The simultaneous operation of two credential failures on the same contract is analytically significant. It is not a case of one credential type failing under unusual pressure. Both the service authorization instrument and the personnel qualification instrument failed through the same structural mechanism: acceptance of the credential as sufficient authorization without verification that the condition the credential represents is present. The failure condition is not specific to cybersecurity contracting or to IT labor categories. It is present wherever credentials authorize billing without a correspondence requirement at the point of reliance.
Observed Response
The $14.75 million settlement resolved allegations spanning five years of contract performance. The settlement amount reflects Hill's financial capacity rather than the full scope of the alleged conduct; contingent additional payments may increase the total recovery. DOJ's Civil Cyber-Fraud Initiative, which has produced settlements across defense, healthcare, and IT contracting, identified the service authorization credential failure as a distinct enforcement theory — the contractor billed for a service category it was structurally not authorized to offer, independent of any question about the quality of the work delivered. GSA's MAS program processes billions of dollars in annual IT procurement across thousands of contractors. The Hill Associates case establishes that the service authorization credential — the passed technical evaluation required before certain service categories may be offered — is a billing authorization instrument whose absence constitutes a false claim.
Analytical Findings
- Hill Associates settled False Claims Act allegations for $14.75 million in July 2025, resolving claims that it billed federal agencies for Highly Adaptive Cybersecurity Services without having passed the GSA technical evaluation required to offer that service category, and for IT personnel at qualified labor rates without the required experience or education — both credential failures operated simultaneously across the same contract period
- The service authorization credential is a distinct instrument from the personnel qualification credential: it establishes a contractor's authorization to offer an entire category of service, not merely to bill a specific individual at a specific rate — its absence means the service category was never authorized regardless of what was delivered or how it was performed
- Both credential failures share the same structural mechanism: the government accepted the billing submission as sufficient authorization without independent verification that the credential's underlying condition — the passed evaluation, the verified qualifications — was present at the point of reliance
- The GSA MAS program's streamlined procurement structure, designed to reduce redundant evaluation across agencies, creates a single point at which the service authorization credential is established — if that point fails to verify the underlying condition, every subsequent agency that relies on the MAS contract inherits the unverified credential
- The settlement was structured on ability to pay, with contingent additional amounts — the gap between the guaranteed minimum and the potential total reflects the scale of the alleged conduct across five years and multiple agency customers relative to Hill's financial capacity
- DOJ's Civil Cyber-Fraud Initiative has now established the service authorization credential as a distinct FCA theory: billing for a service category a contractor was structurally not authorized to offer constitutes a false claim independent of the quality or nature of the work actually performed
- 1. U.S. Department of Justice, Office of Public Affairs, Maryland IT Company Agrees to Pay $14.75M to Resolve Alleged False Claims, July 14, 2025.

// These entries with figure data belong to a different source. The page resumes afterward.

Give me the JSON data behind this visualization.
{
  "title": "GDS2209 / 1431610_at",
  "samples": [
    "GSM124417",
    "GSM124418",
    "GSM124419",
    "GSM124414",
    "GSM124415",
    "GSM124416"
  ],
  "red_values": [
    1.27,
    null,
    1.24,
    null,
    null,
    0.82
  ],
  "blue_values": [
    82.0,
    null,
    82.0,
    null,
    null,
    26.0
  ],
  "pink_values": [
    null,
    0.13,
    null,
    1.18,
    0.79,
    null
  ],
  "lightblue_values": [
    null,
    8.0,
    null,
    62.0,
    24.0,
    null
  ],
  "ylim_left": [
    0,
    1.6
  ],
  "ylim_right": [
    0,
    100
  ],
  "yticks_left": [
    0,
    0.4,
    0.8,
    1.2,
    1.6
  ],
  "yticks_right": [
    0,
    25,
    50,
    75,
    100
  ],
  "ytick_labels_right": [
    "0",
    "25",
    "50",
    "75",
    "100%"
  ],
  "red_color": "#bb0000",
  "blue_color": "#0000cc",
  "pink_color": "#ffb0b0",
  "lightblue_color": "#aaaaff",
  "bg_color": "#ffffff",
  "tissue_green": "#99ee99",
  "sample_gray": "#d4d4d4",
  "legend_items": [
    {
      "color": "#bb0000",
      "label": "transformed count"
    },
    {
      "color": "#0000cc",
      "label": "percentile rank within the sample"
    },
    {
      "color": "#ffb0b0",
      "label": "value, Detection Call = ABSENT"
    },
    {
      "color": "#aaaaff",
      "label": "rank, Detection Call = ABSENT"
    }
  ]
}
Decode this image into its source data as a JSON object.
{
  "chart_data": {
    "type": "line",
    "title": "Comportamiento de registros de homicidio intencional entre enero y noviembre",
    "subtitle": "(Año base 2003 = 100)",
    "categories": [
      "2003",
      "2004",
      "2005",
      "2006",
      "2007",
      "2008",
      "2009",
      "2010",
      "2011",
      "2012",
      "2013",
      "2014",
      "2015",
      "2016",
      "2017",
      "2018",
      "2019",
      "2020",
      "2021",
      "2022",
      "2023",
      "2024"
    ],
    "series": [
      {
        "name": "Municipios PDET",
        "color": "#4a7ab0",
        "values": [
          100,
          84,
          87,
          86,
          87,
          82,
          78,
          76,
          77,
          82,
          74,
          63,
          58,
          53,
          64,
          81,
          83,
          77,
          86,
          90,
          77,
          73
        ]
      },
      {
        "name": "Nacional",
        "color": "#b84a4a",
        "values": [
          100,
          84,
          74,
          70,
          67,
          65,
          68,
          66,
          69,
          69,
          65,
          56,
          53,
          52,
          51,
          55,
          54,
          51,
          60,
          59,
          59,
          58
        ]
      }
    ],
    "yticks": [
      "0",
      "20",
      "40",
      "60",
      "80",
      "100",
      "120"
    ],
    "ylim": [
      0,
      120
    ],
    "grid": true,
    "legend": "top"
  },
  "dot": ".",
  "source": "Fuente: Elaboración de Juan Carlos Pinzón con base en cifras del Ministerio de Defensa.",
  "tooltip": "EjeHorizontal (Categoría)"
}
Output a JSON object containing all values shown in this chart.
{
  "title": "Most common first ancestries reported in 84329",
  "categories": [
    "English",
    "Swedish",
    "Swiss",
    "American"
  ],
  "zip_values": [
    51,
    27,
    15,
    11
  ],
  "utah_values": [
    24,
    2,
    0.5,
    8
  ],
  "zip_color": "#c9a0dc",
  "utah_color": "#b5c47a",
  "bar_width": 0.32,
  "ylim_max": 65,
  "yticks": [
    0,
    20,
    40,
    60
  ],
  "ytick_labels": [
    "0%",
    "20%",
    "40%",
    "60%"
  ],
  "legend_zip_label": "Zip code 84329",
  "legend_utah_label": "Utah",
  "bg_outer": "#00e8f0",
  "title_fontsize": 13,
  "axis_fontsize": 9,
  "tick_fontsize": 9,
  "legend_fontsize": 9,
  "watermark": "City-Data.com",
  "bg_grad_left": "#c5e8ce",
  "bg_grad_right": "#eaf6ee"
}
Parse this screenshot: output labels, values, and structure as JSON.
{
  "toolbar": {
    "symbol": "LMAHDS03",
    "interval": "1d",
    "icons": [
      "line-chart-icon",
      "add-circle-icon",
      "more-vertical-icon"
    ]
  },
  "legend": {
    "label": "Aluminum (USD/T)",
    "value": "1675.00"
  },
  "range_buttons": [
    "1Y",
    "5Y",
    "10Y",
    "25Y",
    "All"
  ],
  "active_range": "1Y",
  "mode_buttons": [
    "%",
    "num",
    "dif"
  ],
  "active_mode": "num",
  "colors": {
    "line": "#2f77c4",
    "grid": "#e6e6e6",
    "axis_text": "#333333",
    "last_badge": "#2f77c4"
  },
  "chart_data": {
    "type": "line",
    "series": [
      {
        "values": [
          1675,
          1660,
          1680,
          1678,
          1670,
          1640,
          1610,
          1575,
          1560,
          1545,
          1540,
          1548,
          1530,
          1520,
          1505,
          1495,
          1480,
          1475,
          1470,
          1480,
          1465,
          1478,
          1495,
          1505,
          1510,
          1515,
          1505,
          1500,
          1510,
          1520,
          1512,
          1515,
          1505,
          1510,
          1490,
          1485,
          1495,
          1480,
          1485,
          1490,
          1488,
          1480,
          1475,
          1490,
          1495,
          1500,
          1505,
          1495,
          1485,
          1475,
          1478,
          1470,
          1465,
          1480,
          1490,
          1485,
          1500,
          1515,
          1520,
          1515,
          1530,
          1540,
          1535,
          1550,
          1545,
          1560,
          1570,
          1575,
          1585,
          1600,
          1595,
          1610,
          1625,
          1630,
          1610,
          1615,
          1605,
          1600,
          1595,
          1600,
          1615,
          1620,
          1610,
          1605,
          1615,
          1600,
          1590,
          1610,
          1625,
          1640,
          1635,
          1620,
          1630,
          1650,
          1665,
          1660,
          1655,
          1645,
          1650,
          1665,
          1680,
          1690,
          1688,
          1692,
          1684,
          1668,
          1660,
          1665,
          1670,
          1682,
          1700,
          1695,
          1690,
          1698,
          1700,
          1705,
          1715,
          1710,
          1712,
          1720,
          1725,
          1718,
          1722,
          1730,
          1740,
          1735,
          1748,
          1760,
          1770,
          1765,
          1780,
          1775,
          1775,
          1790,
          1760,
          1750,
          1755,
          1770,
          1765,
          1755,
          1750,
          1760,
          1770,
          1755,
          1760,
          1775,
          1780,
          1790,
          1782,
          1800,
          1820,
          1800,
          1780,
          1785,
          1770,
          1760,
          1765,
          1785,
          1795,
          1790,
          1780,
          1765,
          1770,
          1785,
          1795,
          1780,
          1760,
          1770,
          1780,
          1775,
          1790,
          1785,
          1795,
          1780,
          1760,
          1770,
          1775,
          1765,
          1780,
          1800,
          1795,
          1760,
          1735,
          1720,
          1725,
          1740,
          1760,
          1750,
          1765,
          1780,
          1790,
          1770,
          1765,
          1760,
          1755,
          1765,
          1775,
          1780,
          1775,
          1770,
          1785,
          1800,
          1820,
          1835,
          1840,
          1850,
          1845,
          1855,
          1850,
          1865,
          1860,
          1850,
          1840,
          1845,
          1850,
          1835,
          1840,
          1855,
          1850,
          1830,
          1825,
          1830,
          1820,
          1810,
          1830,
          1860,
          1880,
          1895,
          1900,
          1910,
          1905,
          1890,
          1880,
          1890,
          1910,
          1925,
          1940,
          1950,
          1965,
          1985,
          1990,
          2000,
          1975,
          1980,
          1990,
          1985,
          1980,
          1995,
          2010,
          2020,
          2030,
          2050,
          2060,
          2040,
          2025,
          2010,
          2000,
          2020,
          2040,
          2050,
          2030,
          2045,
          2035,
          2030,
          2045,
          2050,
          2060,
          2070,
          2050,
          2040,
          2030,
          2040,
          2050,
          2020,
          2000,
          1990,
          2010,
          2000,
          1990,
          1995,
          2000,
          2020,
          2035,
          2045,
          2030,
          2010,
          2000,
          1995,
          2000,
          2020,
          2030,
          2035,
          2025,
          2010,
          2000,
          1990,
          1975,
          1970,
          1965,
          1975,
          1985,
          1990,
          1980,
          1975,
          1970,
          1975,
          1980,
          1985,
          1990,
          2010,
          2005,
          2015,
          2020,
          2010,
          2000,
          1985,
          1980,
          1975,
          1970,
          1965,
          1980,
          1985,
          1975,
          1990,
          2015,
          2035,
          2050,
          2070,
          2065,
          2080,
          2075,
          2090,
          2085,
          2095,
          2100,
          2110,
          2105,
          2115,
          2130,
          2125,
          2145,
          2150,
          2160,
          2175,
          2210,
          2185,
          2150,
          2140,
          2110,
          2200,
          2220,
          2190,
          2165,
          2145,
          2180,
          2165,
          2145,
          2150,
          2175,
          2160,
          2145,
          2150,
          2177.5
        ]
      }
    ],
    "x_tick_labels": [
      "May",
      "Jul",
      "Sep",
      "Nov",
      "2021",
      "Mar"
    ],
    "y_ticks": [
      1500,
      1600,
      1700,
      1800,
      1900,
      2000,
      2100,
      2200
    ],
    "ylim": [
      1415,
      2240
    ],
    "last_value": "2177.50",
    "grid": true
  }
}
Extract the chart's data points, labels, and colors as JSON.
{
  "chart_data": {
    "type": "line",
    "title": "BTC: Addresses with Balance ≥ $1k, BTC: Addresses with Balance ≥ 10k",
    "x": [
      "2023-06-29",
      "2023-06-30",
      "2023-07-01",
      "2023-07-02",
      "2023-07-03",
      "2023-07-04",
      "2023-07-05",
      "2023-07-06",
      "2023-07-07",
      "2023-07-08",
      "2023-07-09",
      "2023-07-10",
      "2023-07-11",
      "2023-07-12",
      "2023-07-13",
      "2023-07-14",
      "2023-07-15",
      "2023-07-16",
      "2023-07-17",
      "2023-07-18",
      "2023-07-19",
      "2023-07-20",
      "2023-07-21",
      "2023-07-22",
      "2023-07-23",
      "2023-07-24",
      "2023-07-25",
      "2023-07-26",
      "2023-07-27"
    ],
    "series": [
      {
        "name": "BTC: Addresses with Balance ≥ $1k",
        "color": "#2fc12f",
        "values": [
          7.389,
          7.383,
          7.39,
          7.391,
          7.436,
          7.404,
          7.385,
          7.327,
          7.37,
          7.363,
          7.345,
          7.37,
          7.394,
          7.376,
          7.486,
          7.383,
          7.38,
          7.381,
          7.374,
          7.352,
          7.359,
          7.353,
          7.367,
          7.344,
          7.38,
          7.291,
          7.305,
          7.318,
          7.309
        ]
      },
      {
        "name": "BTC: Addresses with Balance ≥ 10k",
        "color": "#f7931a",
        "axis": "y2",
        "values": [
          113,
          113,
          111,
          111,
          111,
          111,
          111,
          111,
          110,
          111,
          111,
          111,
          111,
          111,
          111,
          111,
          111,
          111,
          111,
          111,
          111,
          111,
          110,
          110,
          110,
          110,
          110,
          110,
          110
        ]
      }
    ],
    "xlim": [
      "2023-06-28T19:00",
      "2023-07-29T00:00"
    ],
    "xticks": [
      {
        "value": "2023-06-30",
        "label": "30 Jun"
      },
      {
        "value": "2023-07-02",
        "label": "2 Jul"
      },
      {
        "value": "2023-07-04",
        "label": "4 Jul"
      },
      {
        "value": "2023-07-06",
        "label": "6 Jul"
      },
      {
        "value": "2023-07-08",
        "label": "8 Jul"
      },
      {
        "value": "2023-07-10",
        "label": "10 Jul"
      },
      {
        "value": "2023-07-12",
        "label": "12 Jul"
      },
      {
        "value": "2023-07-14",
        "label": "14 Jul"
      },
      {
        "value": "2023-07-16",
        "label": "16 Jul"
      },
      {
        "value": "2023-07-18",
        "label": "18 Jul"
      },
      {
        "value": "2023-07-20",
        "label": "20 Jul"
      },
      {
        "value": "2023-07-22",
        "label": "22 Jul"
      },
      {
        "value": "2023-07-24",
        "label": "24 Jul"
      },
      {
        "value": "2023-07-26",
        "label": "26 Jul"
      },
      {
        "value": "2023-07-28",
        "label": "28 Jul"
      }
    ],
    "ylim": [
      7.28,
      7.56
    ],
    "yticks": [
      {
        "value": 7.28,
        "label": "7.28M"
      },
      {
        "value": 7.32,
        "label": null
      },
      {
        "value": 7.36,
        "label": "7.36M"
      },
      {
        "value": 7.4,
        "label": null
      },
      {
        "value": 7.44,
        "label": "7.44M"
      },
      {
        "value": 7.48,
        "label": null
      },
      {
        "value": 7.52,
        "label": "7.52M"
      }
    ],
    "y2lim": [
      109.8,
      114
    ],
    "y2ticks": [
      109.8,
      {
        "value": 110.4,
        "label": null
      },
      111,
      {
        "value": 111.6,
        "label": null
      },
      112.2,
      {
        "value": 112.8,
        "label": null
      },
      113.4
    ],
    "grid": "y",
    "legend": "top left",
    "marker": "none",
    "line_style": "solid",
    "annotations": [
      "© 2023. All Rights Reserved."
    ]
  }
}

- 2. GSA Office of Inspector General, settlement announcement regarding Hill ASC Inc., July 14, 2025.
- 3. General Services Administration, Multiple Award Schedule program requirements for Highly Adaptive Cybersecurity Services, including oral technical evaluation requirements for contractors seeking to offer that service category.
- 4. Federal Acquisition Regulation (FAR) Part 8, Required Sources of Supplies and Services; GSA MAS program structure and labor category qualification requirements.